Matt calls 911. The lady offers to send an ambulance. I muster out of my swollen throat to Matt, "That'll take too long..have her give you directions". So she does. And we make it to the hospital. Not after me barfing though. I threw up so hard that my whole face swelled up where I couldn't open my eyes. And I didn't die.

The emergency room people were great. They were timely and kind. They gave me a steroid injection and some stuff for nausea. They took an Xray to make sure there was anything else going on. They took a throat culture to check for strep. That was fun. The guy said, "open your mouth". I couldn't even begin to open my mouth without gagging 'cause my gagger was still so swollen it was resting on my tongue. Yuck. We got it done though.

8 a.m. or so: We left the hospital and went back to pack our bags.

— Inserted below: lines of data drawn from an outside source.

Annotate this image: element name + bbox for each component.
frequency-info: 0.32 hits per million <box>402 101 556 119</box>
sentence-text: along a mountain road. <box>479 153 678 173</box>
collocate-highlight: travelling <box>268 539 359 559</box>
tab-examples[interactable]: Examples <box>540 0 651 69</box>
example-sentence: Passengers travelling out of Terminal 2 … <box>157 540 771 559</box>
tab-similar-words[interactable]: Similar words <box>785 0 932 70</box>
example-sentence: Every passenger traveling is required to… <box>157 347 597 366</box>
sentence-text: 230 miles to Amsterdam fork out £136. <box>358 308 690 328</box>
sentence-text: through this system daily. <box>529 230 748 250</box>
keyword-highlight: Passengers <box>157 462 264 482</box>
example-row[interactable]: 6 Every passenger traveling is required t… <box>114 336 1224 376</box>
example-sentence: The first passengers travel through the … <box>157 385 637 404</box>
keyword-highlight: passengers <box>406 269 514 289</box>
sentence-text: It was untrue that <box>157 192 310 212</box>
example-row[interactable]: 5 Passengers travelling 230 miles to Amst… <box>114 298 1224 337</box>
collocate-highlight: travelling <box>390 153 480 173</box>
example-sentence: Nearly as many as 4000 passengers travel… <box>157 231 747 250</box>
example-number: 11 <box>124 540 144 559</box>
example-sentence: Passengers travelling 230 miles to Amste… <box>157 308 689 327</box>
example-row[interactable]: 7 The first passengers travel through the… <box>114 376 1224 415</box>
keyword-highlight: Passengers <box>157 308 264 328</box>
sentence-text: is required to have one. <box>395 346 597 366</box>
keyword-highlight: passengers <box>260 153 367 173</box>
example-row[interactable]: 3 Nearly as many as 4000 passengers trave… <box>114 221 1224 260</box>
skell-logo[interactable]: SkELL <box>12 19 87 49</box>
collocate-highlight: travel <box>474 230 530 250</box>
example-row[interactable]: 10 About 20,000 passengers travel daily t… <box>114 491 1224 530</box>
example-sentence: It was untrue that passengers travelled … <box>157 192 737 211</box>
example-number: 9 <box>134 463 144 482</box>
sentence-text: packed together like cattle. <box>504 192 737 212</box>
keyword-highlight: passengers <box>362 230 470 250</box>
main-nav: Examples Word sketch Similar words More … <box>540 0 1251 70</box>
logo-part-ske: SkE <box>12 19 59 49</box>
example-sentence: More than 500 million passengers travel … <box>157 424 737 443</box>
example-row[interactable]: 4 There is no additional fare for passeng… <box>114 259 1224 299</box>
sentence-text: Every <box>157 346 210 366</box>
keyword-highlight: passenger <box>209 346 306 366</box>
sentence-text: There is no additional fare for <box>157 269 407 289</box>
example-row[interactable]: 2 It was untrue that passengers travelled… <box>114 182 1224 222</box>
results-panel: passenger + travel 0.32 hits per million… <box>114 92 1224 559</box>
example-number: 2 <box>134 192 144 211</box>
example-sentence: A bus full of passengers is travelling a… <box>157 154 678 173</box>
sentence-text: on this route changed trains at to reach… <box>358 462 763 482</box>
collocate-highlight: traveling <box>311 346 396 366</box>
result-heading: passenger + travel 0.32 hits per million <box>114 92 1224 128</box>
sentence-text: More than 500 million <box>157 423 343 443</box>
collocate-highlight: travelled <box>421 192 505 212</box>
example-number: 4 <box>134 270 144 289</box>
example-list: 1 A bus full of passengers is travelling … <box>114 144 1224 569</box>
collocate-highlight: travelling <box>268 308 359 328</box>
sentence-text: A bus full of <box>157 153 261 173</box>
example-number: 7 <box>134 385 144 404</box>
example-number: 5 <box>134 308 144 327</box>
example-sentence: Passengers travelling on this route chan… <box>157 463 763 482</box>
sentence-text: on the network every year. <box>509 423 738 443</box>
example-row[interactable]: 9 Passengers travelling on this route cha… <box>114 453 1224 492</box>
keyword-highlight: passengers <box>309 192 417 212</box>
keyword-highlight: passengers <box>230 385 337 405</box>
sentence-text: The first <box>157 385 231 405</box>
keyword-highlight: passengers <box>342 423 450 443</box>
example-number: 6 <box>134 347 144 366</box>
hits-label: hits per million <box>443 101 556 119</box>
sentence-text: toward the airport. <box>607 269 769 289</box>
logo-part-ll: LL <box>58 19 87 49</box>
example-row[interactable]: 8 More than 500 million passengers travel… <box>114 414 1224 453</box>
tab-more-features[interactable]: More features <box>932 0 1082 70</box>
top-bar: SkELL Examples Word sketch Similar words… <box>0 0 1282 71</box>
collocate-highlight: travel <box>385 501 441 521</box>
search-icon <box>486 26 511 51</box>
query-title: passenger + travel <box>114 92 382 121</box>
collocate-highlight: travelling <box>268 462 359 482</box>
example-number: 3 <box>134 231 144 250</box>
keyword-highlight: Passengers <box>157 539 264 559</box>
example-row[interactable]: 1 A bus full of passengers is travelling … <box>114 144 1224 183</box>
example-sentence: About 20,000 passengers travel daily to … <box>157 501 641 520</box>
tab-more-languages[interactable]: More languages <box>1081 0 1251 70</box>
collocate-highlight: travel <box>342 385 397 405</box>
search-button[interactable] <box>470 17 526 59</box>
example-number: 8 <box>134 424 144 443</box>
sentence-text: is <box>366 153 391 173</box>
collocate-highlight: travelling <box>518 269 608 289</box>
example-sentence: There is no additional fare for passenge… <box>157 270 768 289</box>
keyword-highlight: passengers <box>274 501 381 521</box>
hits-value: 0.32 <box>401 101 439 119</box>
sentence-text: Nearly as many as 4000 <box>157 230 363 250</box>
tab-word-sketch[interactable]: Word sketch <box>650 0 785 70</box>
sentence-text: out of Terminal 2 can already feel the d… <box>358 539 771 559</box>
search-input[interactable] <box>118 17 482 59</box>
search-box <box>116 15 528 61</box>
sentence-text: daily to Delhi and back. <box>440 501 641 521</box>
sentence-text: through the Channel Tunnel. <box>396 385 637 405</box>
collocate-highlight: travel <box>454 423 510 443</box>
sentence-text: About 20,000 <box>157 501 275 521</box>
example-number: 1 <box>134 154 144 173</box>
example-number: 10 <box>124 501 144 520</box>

Then Matt drove us all the way home through the snow.

Today:
I still feel like crud. I'm taking meds and resting. Matt got in trouble for purchasing the guitar. Marshall is just glad it's over. I think he may have cried a little from the overload of emotions and adrenaline. That's why we love him though. He's real.

OVERALL: The retreat was awesome. The ministry and worship and fellowship was great. The TRIP however was the most horrific experience.

There ya have it. Sorry for the long read. A lot happened.